What is likely to be—what must be–a short special legislative session begins at 4 this afternoon. Lawmakers will be asked by Governor Nixon to lift some caps on four incentive programs intended to hook lunker industrial fish.
But is that enough? Nixon must think so or he wouldn’t be moving so quickly with this plan. There undoubtedly are other factors–he’s told us he has already met with the heads of five community colleges to put together training programs for the airline-building workers. And he says the Missouri machinists unions aren’t like the machinists in the state of Washington who refused to accept concessions that would have let Boeing build its new plane there.
He might have other arrows in his quiver that he’s not talking about nd he says Boeing executives at the highest levels have encouraged Missouri to present a package to them right away.
But before the new airliner can take off, Missouri has to land it.
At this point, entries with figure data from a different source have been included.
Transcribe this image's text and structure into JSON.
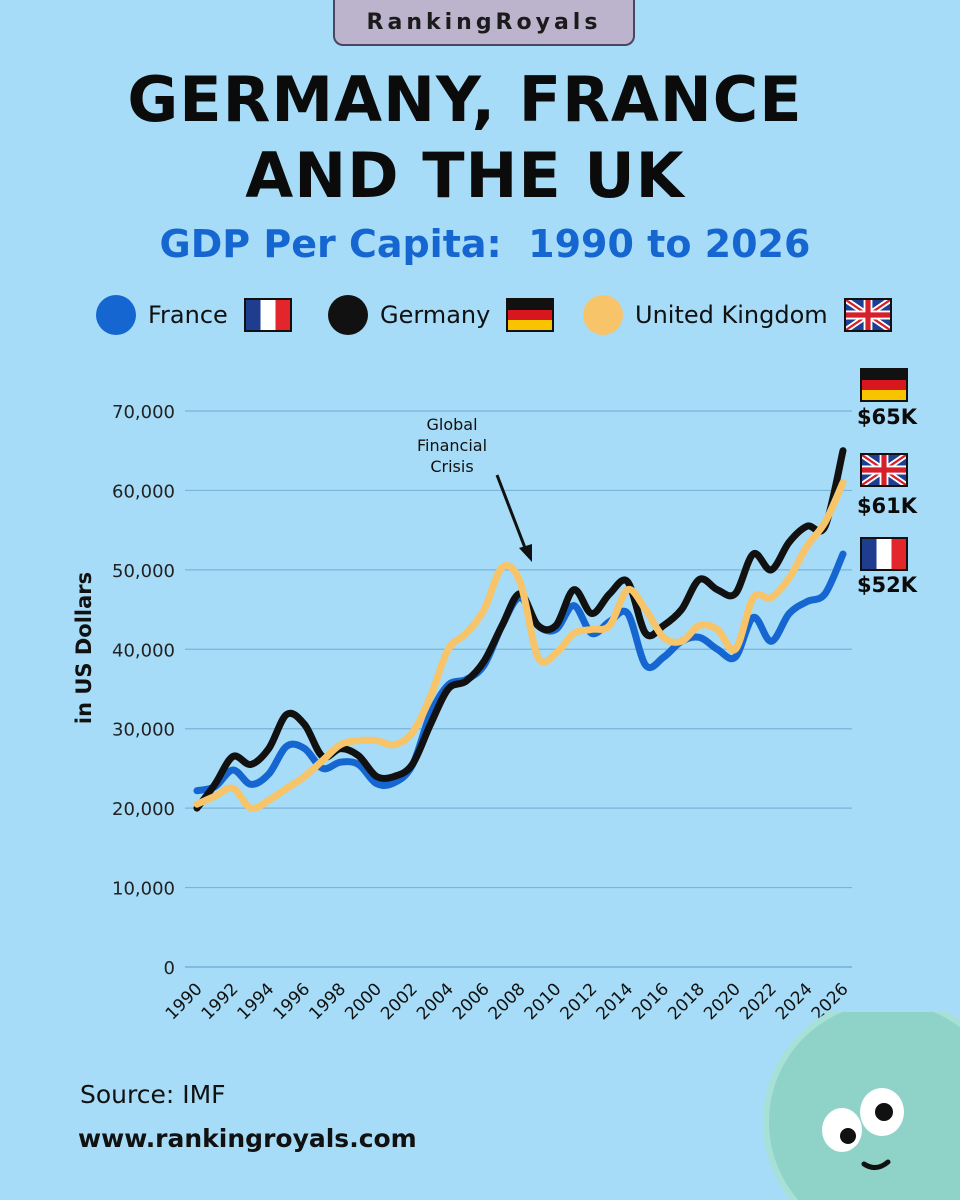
{
  "brand": "RankingRoyals",
  "title_line1": "GERMANY, FRANCE",
  "title_line2": "AND THE UK",
  "subtitle": "GDP Per Capita:  1990 to 2026",
  "legend": [
    {
      "name": "France",
      "color": "#1566d1",
      "flag": "france-flag"
    },
    {
      "name": "Germany",
      "color": "#111111",
      "flag": "germany-flag"
    },
    {
      "name": "United Kingdom",
      "color": "#f7c46a",
      "flag": "uk-flag"
    }
  ],
  "end_labels": {
    "germany": "$65K",
    "uk": "$61K",
    "france": "$52K"
  },
  "annotation": [
    "Global",
    "Financial",
    "Crisis"
  ],
  "source": "Source: IMF",
  "website": "www.rankingroyals.com",
  "colors": {
    "background": "#a6dcf7",
    "france": "#1566d1",
    "germany": "#111111",
    "uk": "#f7c46a",
    "grid": "#7ab4d8"
  },
  "chart_data": {
    "type": "line",
    "ylabel": "in US Dollars",
    "ylim": [
      0,
      70000
    ],
    "yticks": [
      "0",
      "10,000",
      "20,000",
      "30,000",
      "40,000",
      "50,000",
      "60,000",
      "70,000"
    ],
    "xticks": [
      "1990",
      "1992",
      "1994",
      "1996",
      "1998",
      "2000",
      "2002",
      "2004",
      "2006",
      "2008",
      "2010",
      "2012",
      "2014",
      "2016",
      "2018",
      "2020",
      "2022",
      "2024",
      "2026"
    ],
    "xlim": [
      1990,
      2026
    ],
    "grid": "horizontal",
    "x": [
      1990,
      1991,
      1992,
      1993,
      1994,
      1995,
      1996,
      1997,
      1998,
      1999,
      2000,
      2001,
      2002,
      2003,
      2004,
      2005,
      2006,
      2007,
      2008,
      2009,
      2010,
      2011,
      2012,
      2013,
      2014,
      2015,
      2016,
      2017,
      2018,
      2019,
      2020,
      2021,
      2022,
      2023,
      2024,
      2025,
      2026
    ],
    "series": [
      {
        "name": "France",
        "values": [
          22200,
          22700,
          24800,
          23000,
          24300,
          27800,
          27500,
          25000,
          25800,
          25500,
          23100,
          23200,
          25400,
          31800,
          35500,
          36200,
          38000,
          43000,
          46500,
          43000,
          42500,
          45500,
          42000,
          43500,
          44500,
          38000,
          39000,
          41000,
          41500,
          40000,
          39000,
          44000,
          41000,
          44500,
          46000,
          47000,
          52000
        ]
      },
      {
        "name": "Germany",
        "values": [
          20000,
          23000,
          26500,
          25500,
          27500,
          31800,
          30500,
          26500,
          27500,
          26600,
          24000,
          24000,
          25500,
          30500,
          35000,
          36000,
          38500,
          43000,
          47000,
          43000,
          43000,
          47500,
          44500,
          47000,
          48500,
          42000,
          43000,
          45000,
          48800,
          47500,
          47000,
          52000,
          50000,
          53500,
          55500,
          55500,
          65000
        ]
      },
      {
        "name": "United Kingdom",
        "values": [
          20500,
          21500,
          22500,
          20000,
          21000,
          22500,
          24000,
          26000,
          28000,
          28500,
          28500,
          28000,
          29500,
          34000,
          40000,
          42000,
          45000,
          50300,
          48500,
          39000,
          39500,
          42000,
          42500,
          43000,
          47500,
          45000,
          41500,
          41000,
          43000,
          42500,
          40000,
          46500,
          46500,
          49000,
          53000,
          56000,
          61000
        ]
      }
    ]
  }
}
If Boeing decides to build the plane here, or even if it decides some major components for it will be built here, Missouri wins.
But if Missouri loses despite this flurry of action by the Governor, the Repblican-dominated legislature will feel emboldened to claim Missouri lost because the Governor and his fellow Democrats don’t want to let the GOP make Missouri a right-to-work state and don’t want the state to slash business taxes.
Speaker Tim Jones has told our Mike Lear he doesn’t want his majority members trying to introduce other issues beyond the ones the Governor wants enacted this week. They’d likely be ruled out of order anyway because they would exceed the limited call of the special session. But if Boeing goes elsewhere, we’ll no doubt hear arguments that Missouri might have gotten that plant if those things could have been added to the special session legislation.
Jones knows that Boeing wants to know what Missouri is offering by week from tomorrow. Offering tax cuts and right-to-work would undoubtedly snarl the special session’s process and kill Missouri’s chances because Nixon would doubtless veto the bill and in the process gain valuable ammunition for the 2014 legislative campaigns by claiming Republicans cost Missouri its chance to get Boeing’s thousands of jobs by plugging politics into an economic development bill. If Boeing comes here on the basis of the things Nixon wants lawmakers to do this week, he can argue that it’s clear from Ford, GM, and now from Boeing, that Missouri doesn’t need big business tax cuts and right-to-work to draw major manufacturing jobs to the state.
We’ll be in the House and Senate for the next few days as lawmakers rush to give the Governor what he asks for. Before the legislature returns in another month or so, we’ll know if this will be enough.
Time is short. The stakes are high.
Let’s not overlook the fact that boeing knows how to play one state against another.